New research from the labs of David Liu, PhD, at the Broad Institute, and Jonathan Yen, PhD, at St. Jude Children’s Research Hospital shows that prime editing can not only fix sickle cell disease (SCD) mutations in a patient’s hematopoietic stem and progenitor cells (HSPCs) but that these prime edited cells can also engraft and help treat genetic blood disorders in mice. These findings are among the first to establish therapeutic prime editing of HSPCs, implying that prime editing and transplanting patient HSPCs may represent a promising therapeutic strategy as a one-time autologous treatment for SCD and other blood disorders.

“These results show efficient prime editing of blood stem cells and that the prime-edited cells maintain their full ability to engraft and repopulate the bone marrow of an animal,” said senior and co-corresponding author Liu, whose lab invented prime editing in 2019. “Bringing the ‘search-and-replace’ versatility of prime editing to blood stem cells raises the possibility of applying this technology to treat a wide range of diseases involving blood cells.”

The study, “Ex vivo prime editing of patient hematopoietic stem cells rescues sickle-cell disease phenotypes after engraftment in mice,” was published in Nature Biomedical Engineering.

While allogeneic transplantation of HSPCs is the only FDA-approved treatment for SCD, most patients lack suitable donors, and the procedure is associated with serious side effects such as graft-versus-host disease and graft rejection.

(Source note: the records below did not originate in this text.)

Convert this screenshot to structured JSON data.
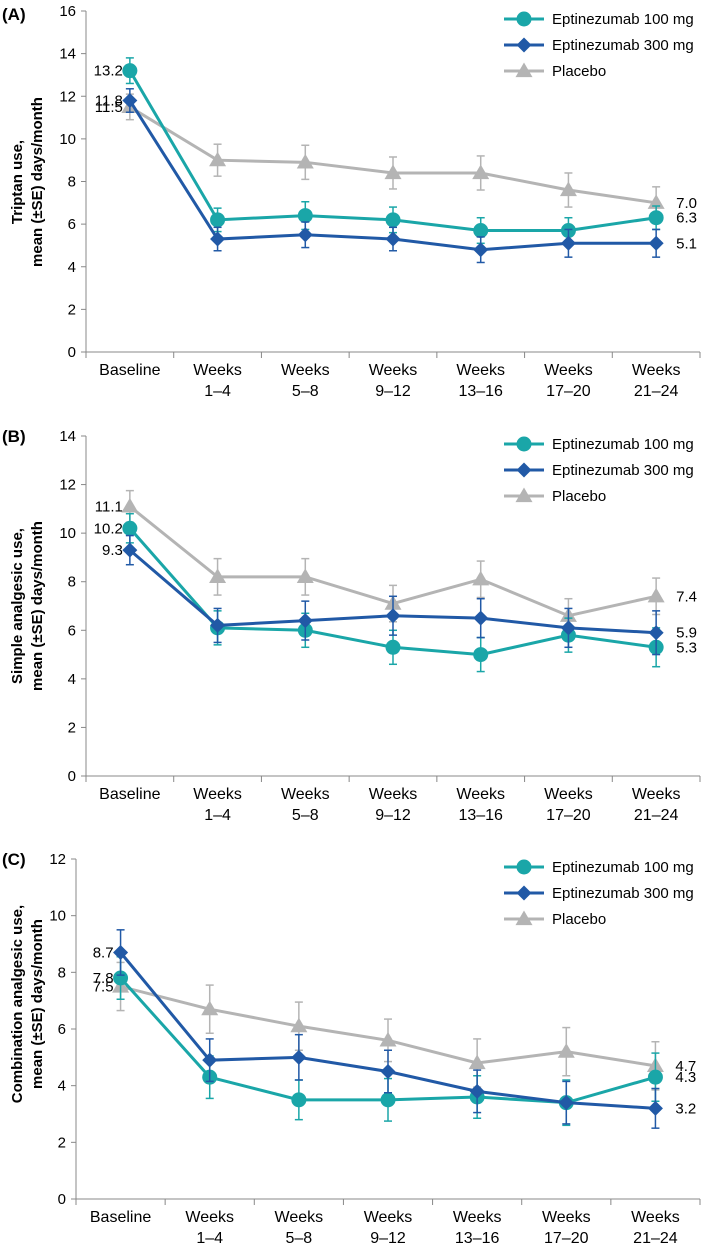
{
  "colors": {
    "teal": "#1aa6a8",
    "blue": "#2159a6",
    "gray": "#b4b4b4"
  },
  "chart_data": [
    {
      "type": "line",
      "panel_label": "(A)",
      "ylabel_line1": "Triptan use,",
      "ylabel_line2": "mean (±SE) days/month",
      "ylim": [
        0,
        16
      ],
      "yticks": [
        "0",
        "2",
        "4",
        "6",
        "8",
        "10",
        "12",
        "14",
        "16"
      ],
      "categories": [
        [
          "Baseline"
        ],
        [
          "Weeks",
          "1–4"
        ],
        [
          "Weeks",
          "5–8"
        ],
        [
          "Weeks",
          "9–12"
        ],
        [
          "Weeks",
          "13–16"
        ],
        [
          "Weeks",
          "17–20"
        ],
        [
          "Weeks",
          "21–24"
        ]
      ],
      "series": [
        {
          "name": "Eptinezumab 100 mg",
          "marker": "circle",
          "color": "#1aa6a8",
          "values": [
            13.2,
            6.2,
            6.4,
            6.2,
            5.7,
            5.7,
            6.3
          ],
          "errors": [
            0.6,
            0.55,
            0.65,
            0.6,
            0.6,
            0.6,
            0.55
          ]
        },
        {
          "name": "Eptinezumab 300 mg",
          "marker": "diamond",
          "color": "#2159a6",
          "values": [
            11.8,
            5.3,
            5.5,
            5.3,
            4.8,
            5.1,
            5.1
          ],
          "errors": [
            0.55,
            0.55,
            0.6,
            0.55,
            0.6,
            0.65,
            0.65
          ]
        },
        {
          "name": "Placebo",
          "marker": "triangle",
          "color": "#b4b4b4",
          "values": [
            11.5,
            9.0,
            8.9,
            8.4,
            8.4,
            7.6,
            7.0
          ],
          "errors": [
            0.6,
            0.75,
            0.8,
            0.75,
            0.8,
            0.8,
            0.75
          ]
        }
      ],
      "left_labels": [
        {
          "text": "13.2",
          "value": 13.2
        },
        {
          "text": "11.8",
          "value": 11.8
        },
        {
          "text": "11.5",
          "value": 11.5
        }
      ],
      "right_labels": [
        {
          "text": "7.0",
          "value": 7.0
        },
        {
          "text": "6.3",
          "value": 6.3
        },
        {
          "text": "5.1",
          "value": 5.1
        }
      ]
    },
    {
      "type": "line",
      "panel_label": "(B)",
      "ylabel_line1": "Simple analgesic use,",
      "ylabel_line2": "mean (±SE) days/month",
      "ylim": [
        0,
        14
      ],
      "yticks": [
        "0",
        "2",
        "4",
        "6",
        "8",
        "10",
        "12",
        "14"
      ],
      "categories": [
        [
          "Baseline"
        ],
        [
          "Weeks",
          "1–4"
        ],
        [
          "Weeks",
          "5–8"
        ],
        [
          "Weeks",
          "9–12"
        ],
        [
          "Weeks",
          "13–16"
        ],
        [
          "Weeks",
          "17–20"
        ],
        [
          "Weeks",
          "21–24"
        ]
      ],
      "series": [
        {
          "name": "Eptinezumab 100 mg",
          "marker": "circle",
          "color": "#1aa6a8",
          "values": [
            10.2,
            6.1,
            6.0,
            5.3,
            5.0,
            5.8,
            5.3
          ],
          "errors": [
            0.6,
            0.7,
            0.7,
            0.7,
            0.7,
            0.7,
            0.8
          ]
        },
        {
          "name": "Eptinezumab 300 mg",
          "marker": "diamond",
          "color": "#2159a6",
          "values": [
            9.3,
            6.2,
            6.4,
            6.6,
            6.5,
            6.1,
            5.9
          ],
          "errors": [
            0.6,
            0.7,
            0.8,
            0.8,
            0.8,
            0.8,
            0.9
          ]
        },
        {
          "name": "Placebo",
          "marker": "triangle",
          "color": "#b4b4b4",
          "values": [
            11.1,
            8.2,
            8.2,
            7.1,
            8.1,
            6.6,
            7.4
          ],
          "errors": [
            0.65,
            0.75,
            0.75,
            0.75,
            0.75,
            0.7,
            0.75
          ]
        }
      ],
      "left_labels": [
        {
          "text": "11.1",
          "value": 11.1
        },
        {
          "text": "10.2",
          "value": 10.2
        },
        {
          "text": "9.3",
          "value": 9.3
        }
      ],
      "right_labels": [
        {
          "text": "7.4",
          "value": 7.4
        },
        {
          "text": "5.9",
          "value": 5.9
        },
        {
          "text": "5.3",
          "value": 5.3
        }
      ]
    },
    {
      "type": "line",
      "panel_label": "(C)",
      "ylabel_line1": "Combination analgesic use,",
      "ylabel_line2": "mean (±SE) days/month",
      "ylim": [
        0,
        12
      ],
      "yticks": [
        "0",
        "2",
        "4",
        "6",
        "8",
        "10",
        "12"
      ],
      "categories": [
        [
          "Baseline"
        ],
        [
          "Weeks",
          "1–4"
        ],
        [
          "Weeks",
          "5–8"
        ],
        [
          "Weeks",
          "9–12"
        ],
        [
          "Weeks",
          "13–16"
        ],
        [
          "Weeks",
          "17–20"
        ],
        [
          "Weeks",
          "21–24"
        ]
      ],
      "series": [
        {
          "name": "Eptinezumab 100 mg",
          "marker": "circle",
          "color": "#1aa6a8",
          "values": [
            7.8,
            4.3,
            3.5,
            3.5,
            3.6,
            3.4,
            4.3
          ],
          "errors": [
            0.75,
            0.75,
            0.7,
            0.75,
            0.75,
            0.8,
            0.85
          ]
        },
        {
          "name": "Eptinezumab 300 mg",
          "marker": "diamond",
          "color": "#2159a6",
          "values": [
            8.7,
            4.9,
            5.0,
            4.5,
            3.8,
            3.4,
            3.2
          ],
          "errors": [
            0.8,
            0.75,
            0.8,
            0.75,
            0.75,
            0.75,
            0.7
          ]
        },
        {
          "name": "Placebo",
          "marker": "triangle",
          "color": "#b4b4b4",
          "values": [
            7.5,
            6.7,
            6.1,
            5.6,
            4.8,
            5.2,
            4.7
          ],
          "errors": [
            0.85,
            0.85,
            0.85,
            0.75,
            0.85,
            0.85,
            0.85
          ]
        }
      ],
      "left_labels": [
        {
          "text": "8.7",
          "value": 8.7
        },
        {
          "text": "7.8",
          "value": 7.8
        },
        {
          "text": "7.5",
          "value": 7.5
        }
      ],
      "right_labels": [
        {
          "text": "4.7",
          "value": 4.7
        },
        {
          "text": "4.3",
          "value": 4.3
        },
        {
          "text": "3.2",
          "value": 3.2
        }
      ]
    }
  ]
}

The use of the patient’s own HSPCs avoids immune complications and the need for a tissue-compatible donor. 

There are several strategies for therapeutic manipulation of autologous SCD HSPCs currently being examined in clinical trials, and it is not yet known which strategy will be the safest and most effective for patients. BlueBird Bio’s approach is based on the lentiviral expression of a β-like globin that reduces the SCD variant (HbS), and other approaches include using genome editing nucleases or base editors to activate γ-globin gene transcription for induction of fetal hemoglobin (HbF). With this approach, Vertex and CRISPR Therapeutics submitted the first CRISPR treatment for sickle cell disease to the FDA in early April, and a regulatory decision is expected in 8 to 12 months.

An ideal treatment for SCD would permanently revert the SCD allele to wild type with few deleterious genomic alterations or cell state changes. Because prime editing replaces a target segment of DNA with a specified new sequence up to hundreds of base pairs in length, it enables the installation of targeted insertions, deletions, and any base-to-base substitutions directly into the genome of living cells and animals without requiring double-stranded breaks (DSBs).

An additional feature of the prime editing strategy is that it does not require DNA delivery, viral transduction, or drug selection to enrich edited cells. DNA delivery is required for HDR and gene therapy but can also lead to increased toxicity, lower engraftment frequency, or insertional mutagenesis. This is important in light of the news from Graphite Bio pertaining to the CEDAR trial—a clinical trial using Cas9 nuclease-initiated homology-directed repair (HDR) and an adeno-associated virus type 6 (AAV6)-delivered DNA template to correct the SCD mutation was stopped due to a patient developing transfusion-dependent pancytopenia.

Here, researchers show that a one-time prime edit corrects the SCD allele to wild type in HPSCs from SCD patients, does not require any viral or non-viral DNA template, and minimizes the undesired consequences of DNA double-strand breaks. With a single electroporation, cells could be efficiently edited and cryopreserved.

After being injected upon thawing to minimize loss of multipotency in virtro, edited cells efficiently engrafted into animal recipients with no loss of target prime editing efficiency after 17 weeks. Seventeen weeks after transplantation into immunodeficient mice, prime-edited SCD HSPCs maintained HBBA levels and displayed engraftment frequencies, hemopoietic differentiation, and lineage maturation similar to those of unedited HSPCs from healthy donors.

The observed reduction in HbS, an increase in wild type (HbA), and a reduction in sickling propensity are suggestive of exceeding the predicted levels required for therapeutic benefit in SCD patients. “We optimized prime editing in long-term blood stem cells and showed that the prime editing cells maintain full engraftment efficiency in an animal with a clinically relevant system,” said co-corresponding author Yen.

This work also opens the door to developing cures for many hematological diseases. “We have identified what might be the next wave of therapies for genetic anemias,” said co-author Mitchell Weiss, MD, PhD, the St. Jude department of hematology chair. “We took the newest cutting-edge genetic engineering technology and showed that we could make meaningful gene edits for future therapies.”

While prime editing has the potential to cure many more genetic diseases, extensive manufacturing development, process optimization, and safety assessment will be required to get it to the clinic. But the proof of concept is there.